If you are interested in switching from FreeBSD to Linux, you will need to come up with a plan for migrating your user accounts to Linux. Here are some tips, some things to consider, and a tutorial outlining one way to go about this.

If you are interested in switching from FreeBSD to Linux, you will need to come up with a plan for migrating your user accounts to Linux. If your account info is already stored on an LDAP server you won’t have to do much but ensure that the path to your user’s bash shell is /bin/bash rather than /usr/local/bin/bash (if you have installed bash from FreeBSD’s ports system), but you may still want to migrate a few accounts to have around as a backup in case there are problems with accessing your LDAP server. If your accounts are not stored on LDAP, now actually might be a good time to look into doing this (although the details of doing so are obviously outside of the scope of this document), however you might find it easiest to import accounts to your LDAP server using the provided scripts for doing this, and using these scripts requires that you have local Linux based accounts, unless you can find a script that will work with FreeBSD/BSD based accounts. So, one way or another, learning how to migrate your local accounts is probably going to be useful to you. Here is how to do so…

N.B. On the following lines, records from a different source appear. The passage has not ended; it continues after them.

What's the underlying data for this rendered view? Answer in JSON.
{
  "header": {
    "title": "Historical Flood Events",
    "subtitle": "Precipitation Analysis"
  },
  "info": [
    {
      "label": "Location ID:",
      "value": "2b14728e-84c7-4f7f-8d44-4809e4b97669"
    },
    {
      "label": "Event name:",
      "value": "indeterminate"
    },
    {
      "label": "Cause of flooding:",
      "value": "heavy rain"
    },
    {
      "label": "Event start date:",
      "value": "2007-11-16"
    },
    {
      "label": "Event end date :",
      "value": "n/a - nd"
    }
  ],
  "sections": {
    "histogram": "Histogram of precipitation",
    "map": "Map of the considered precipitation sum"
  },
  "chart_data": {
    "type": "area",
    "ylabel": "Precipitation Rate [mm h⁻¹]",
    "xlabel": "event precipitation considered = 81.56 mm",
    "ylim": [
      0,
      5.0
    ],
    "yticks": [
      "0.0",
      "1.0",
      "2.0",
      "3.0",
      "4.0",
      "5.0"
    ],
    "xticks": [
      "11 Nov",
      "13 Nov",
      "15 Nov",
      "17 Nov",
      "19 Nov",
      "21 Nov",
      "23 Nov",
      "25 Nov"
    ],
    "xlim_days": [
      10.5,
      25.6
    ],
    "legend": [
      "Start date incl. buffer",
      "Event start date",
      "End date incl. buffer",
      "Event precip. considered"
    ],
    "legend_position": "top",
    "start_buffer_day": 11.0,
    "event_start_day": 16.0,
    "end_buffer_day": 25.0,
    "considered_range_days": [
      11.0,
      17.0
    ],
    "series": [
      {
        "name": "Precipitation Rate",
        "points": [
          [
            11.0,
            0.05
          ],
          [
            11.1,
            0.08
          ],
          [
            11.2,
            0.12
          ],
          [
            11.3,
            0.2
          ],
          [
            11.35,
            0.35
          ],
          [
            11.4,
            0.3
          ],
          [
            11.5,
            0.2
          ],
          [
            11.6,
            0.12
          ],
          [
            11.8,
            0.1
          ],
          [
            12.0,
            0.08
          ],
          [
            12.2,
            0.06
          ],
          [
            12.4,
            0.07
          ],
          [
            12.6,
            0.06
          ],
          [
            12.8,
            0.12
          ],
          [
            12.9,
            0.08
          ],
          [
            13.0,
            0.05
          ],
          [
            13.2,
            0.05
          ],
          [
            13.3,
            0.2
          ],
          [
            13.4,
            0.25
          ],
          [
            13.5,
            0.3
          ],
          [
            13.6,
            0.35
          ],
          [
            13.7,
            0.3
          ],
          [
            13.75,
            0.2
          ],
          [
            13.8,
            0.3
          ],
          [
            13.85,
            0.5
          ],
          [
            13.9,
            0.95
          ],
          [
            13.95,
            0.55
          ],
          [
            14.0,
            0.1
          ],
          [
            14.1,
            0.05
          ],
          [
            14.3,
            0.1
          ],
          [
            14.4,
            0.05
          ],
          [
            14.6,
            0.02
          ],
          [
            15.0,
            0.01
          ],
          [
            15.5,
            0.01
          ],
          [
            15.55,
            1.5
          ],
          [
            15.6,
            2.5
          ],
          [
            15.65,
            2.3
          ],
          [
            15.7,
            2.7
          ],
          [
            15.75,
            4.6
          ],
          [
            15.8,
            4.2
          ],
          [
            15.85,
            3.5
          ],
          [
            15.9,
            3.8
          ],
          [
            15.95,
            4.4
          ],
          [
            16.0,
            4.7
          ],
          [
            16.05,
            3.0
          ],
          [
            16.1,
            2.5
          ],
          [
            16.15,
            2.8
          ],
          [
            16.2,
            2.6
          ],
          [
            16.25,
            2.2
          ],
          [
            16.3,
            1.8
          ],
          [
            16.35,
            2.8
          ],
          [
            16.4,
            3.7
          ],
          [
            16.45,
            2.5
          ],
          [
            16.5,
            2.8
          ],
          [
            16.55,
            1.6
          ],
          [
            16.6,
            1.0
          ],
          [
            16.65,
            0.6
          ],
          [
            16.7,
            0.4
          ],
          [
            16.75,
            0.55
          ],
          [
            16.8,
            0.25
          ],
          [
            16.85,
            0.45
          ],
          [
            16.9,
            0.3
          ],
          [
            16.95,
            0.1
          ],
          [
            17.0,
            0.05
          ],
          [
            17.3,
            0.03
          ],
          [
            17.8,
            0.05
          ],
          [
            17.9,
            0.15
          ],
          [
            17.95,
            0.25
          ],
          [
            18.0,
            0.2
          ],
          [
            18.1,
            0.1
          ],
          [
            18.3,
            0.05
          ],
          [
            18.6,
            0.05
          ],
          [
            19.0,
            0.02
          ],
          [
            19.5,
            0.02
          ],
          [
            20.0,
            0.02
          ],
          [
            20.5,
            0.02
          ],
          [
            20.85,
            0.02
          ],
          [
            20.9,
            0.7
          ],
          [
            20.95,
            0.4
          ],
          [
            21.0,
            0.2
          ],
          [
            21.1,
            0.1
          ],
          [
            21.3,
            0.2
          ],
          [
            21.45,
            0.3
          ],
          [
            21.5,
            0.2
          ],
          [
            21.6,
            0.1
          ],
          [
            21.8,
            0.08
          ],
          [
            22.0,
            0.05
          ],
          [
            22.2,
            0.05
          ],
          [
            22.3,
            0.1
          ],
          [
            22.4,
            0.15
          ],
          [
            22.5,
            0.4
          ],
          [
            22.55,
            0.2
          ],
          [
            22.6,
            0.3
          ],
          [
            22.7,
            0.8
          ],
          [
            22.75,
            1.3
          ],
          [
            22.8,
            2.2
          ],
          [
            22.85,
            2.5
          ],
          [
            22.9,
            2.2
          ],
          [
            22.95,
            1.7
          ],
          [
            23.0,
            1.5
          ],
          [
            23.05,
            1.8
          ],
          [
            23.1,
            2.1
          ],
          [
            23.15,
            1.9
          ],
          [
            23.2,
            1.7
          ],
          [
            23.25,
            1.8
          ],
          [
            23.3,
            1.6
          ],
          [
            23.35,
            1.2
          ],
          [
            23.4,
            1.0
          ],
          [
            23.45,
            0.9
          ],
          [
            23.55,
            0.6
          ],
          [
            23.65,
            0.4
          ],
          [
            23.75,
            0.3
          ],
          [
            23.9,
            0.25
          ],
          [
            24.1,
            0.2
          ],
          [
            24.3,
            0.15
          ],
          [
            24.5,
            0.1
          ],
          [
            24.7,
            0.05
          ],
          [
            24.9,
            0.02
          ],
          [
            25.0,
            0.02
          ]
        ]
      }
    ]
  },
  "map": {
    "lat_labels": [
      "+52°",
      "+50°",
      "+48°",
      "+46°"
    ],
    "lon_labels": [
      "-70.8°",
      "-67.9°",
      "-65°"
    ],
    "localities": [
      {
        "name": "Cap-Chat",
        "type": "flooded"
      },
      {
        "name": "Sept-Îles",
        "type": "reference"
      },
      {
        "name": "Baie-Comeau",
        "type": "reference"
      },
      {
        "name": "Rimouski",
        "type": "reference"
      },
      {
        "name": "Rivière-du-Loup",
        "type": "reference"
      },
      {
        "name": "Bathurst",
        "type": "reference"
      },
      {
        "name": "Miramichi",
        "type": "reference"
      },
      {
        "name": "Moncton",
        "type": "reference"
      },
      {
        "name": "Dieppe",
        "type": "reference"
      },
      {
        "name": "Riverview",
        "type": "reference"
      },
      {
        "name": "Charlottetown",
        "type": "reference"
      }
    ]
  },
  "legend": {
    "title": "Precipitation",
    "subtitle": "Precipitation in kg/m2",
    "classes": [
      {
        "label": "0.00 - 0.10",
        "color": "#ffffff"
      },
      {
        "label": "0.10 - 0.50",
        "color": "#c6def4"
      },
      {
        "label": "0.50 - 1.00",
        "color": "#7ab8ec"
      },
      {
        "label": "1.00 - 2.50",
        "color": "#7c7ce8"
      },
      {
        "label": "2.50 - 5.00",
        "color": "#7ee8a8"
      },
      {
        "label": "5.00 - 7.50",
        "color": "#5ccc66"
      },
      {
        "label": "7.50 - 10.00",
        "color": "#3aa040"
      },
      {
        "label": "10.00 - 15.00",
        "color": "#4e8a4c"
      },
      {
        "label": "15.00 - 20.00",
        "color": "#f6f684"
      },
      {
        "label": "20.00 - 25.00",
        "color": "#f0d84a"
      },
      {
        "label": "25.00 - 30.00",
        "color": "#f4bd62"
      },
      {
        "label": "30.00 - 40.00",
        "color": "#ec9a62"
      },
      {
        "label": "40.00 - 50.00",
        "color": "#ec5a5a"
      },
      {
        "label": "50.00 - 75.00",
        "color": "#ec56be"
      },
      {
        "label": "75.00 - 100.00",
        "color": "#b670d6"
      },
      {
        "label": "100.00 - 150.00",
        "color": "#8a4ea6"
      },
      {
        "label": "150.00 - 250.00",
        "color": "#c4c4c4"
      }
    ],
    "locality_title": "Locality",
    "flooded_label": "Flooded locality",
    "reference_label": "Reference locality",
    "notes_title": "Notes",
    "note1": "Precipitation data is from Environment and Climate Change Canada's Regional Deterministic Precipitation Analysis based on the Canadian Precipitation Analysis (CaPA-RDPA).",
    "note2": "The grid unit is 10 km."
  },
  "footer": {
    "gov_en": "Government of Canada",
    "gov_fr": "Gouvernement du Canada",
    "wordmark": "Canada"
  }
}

Local accounts created by various services/packages you have installed

Keep in mind that you probably do not want to migrate the accounts created by packages such as Apache or MySQL, as it is probably easiest to allow the packages you use to install these services to do this for you since the UID/GIDs will be different and the names may mismatch what is supplied in the included config files. Ditto for special accounts that were created by the OS itself. With the following instructions, it will be assumed that you will skip migrating these accounts.

Reading /etc/master.passwd

In FreeBSD the account info and passwords reside in this file, whereas in Linux there are separate files for account info and passwords. There are probably a number of superior ways to do the following, this method is admittedly rather crude, but it will work in a pinch. Using awk you can read your /etc/master.passwd and come up with some commands you can use to help to generate both the /etc/passwd (for accounts) and /etc/shadow (for passwords) files.

For generating /etc/passwd:

awk -F: ‘$2 ~/^$/ {print “useradd ” $1 ” -d ” $9 ” -c “” $8 “” -s /bin/bash”}’ /etc/master.passwd

You will then need to copy and paste this output to your shell to create these accounts one-by-one.

For generating /etc/shadow:

awk -F: ‘$2 ~/^$/ {print $1″:”$2″:15282:0:99999:7:::”}’ /etc/master.passwd

This output can be pasted directly into your /etc/shadow file

Notes

  • If you wish you can of course redirect output for both of these to a file (by appending “> /path/to/your/file” to the end of these commands)
  • Again, be sure to weed out accounts that should not be migrated, be careful!

If there is a better way to do any of this, please comment below!

  • Sven

    Thanks, I’ve been meaning to do exactly this because I’m migrating my NAS/ssh server for friends from FreeBSD to linux.

    “If you wish you can of course redirect output for both of these to a file (by appending “> /path/to/your/file” to the end of these commands)”

    That should be >> instead of >. Using > would replace the contents of the file with the output, instead of appending it.

    Anyway, thanks a lot!

  • Dennis Zhang

    Thanks for the info.

    However, if I were about to migrate the whole server (this server is currently used as backup and system logging activities) from the BSD to Linux (CentOS), this user account migration would be part of it. Do you have any idea about this? Thanks a lot

    Dennis

    • NetMusician Support

      I’m not sure what you are asking Dennis, but the above instructions should help with this migration. It might be a good idea to look into moving the accounts to OpenLDAP, since this is OS agnostic. This is what I did, and it works well not just for system logins, but consolidating passwords across all services.